The Kherson counteroffensive has been successful. The Kharkiv counteroffensive has been even more successful–punching through thin Russian defenses and barreling into the Russians’ unguarded rear area. Now a key Russian supply hub, and all the troops it feeds and arms, are in big trouble.

As Russia’s wider war in Ukraine grinds into its seventh month, the momentum clearly is with Ukraine. The battered Russian army is buckling along at least two fronts. It’s not clear the Kremlin can mobilize enough fully equipped and trained reserves to prevent a catastrophic collapse.

Ukraine’s southern counteroffensive came as no surprise. Officials in Kyiv hinted as early as May that liberating Kherson, a strategic port with a pre-war population of 300,000, was Ukrainian President Volodymyr Zelensky’s top priority. That month, the Ukrainian armed forces began a long campaign of deep strikes–rocket barrages, drone strikes, commando raids–targeting Russian supply lines all across Ukraine, but especially in the south.

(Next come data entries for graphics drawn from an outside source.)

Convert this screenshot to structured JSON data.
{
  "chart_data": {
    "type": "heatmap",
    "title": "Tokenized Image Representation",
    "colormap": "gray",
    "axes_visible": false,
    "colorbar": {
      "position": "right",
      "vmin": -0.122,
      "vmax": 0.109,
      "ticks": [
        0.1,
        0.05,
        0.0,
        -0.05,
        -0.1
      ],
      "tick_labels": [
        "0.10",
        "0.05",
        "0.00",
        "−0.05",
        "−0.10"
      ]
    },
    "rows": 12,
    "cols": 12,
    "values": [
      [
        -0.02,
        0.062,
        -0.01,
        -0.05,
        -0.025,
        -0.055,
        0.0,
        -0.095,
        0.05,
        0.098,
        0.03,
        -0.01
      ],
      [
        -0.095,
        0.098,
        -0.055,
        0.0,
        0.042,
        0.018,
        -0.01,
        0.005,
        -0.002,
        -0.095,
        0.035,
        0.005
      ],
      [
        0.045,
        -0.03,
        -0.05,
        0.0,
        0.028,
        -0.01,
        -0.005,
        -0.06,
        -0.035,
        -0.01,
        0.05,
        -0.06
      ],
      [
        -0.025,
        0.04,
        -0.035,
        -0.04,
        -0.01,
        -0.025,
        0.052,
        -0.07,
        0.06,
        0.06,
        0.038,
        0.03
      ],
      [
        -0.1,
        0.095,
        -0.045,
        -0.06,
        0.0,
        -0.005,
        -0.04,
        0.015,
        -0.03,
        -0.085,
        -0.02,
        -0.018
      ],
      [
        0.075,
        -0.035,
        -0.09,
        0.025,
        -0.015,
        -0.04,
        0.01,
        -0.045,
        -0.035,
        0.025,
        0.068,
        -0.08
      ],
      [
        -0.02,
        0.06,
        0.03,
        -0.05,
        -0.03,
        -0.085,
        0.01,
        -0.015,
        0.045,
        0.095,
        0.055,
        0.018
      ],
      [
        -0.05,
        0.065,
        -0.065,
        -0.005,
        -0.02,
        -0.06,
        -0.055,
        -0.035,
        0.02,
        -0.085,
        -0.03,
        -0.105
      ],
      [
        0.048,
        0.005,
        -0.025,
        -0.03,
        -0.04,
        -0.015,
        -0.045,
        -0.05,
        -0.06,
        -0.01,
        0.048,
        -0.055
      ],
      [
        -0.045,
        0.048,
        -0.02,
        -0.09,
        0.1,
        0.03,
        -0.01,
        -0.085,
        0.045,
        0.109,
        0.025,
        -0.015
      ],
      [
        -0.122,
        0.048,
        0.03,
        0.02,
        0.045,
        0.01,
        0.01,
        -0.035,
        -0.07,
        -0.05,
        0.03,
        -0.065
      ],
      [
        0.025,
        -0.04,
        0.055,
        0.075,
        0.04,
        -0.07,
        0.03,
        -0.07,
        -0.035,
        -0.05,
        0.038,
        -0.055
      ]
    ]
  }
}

The deep strikes isolated the Russian battalions in and around Kherson, but also signaled to the Kremlin that a Ukrainian counteroffensive was coming. Anticipating the attack, the Russians shifted a dozen of their 100 or so battalions in Ukraine from the northeast and east to the south, growing by a third the starving Kherson garrison–but at the cost of thinning out defenses in the Donbas region in the east as well as around Kharkiv.

As the Russian 2nd and 20th Combined Arms Army around Kharkiv hollowed out, the Ukrainian 25th, 80th, 92nd Brigades–as well as the powerful 3rd Tank Brigade–were ready. They unexpectedly attacked on Wednesday and “punched through the thinly-occupied Russian defense line at Verbivka,” around 30 miles southeast of Kharkiv, wrote Tom Cooper, an independent military analyst and author.

Verbivka is adjacent to the Russian-occupied town of Balakliya. The Ukrainians initially bypassed Balakliya as well as several other Russian-held towns. The Ukrainian forces had a bigger target: Kupyansk, a key Russian logistical hub 50 miles east of Kharkiv.

The roads and railways running through Kupyansk connect Russian forces in the east to Russia proper. Sever those supply lines, and the whole Russian army in Donbas could suffer the same fate as Russian forces in the south. Cut off from supplies and reinforcements, withering from inside as the Ukrainians press them from outside.

Whether, and how soon, the Ukrainians reach Kupyansk depends on whether, and how soon, the Russians can reinforce the eastern front. Absent fresh forces from outside, there’s not much to stop the Ukrainian brigades. “There was absolutely nothing behind the Russian ‘front line,’” Cooper noted. “No minefields, no fortifications, no strongholds and no other Russian units capable of launching counterattacks.”

Ukraine’s Kherson counteroffensive might still be Zelensky’s top priority. But it’s now performing double duty. Not only is the southern assault a concerted effort to liberate a strategic port, it now also is a fixing effort. That is, it has fixed in place so many Russian troops that it’s creating weak spots in Russian lines elsewhere. Weak spots that well-led Ukrainian forces are exploiting.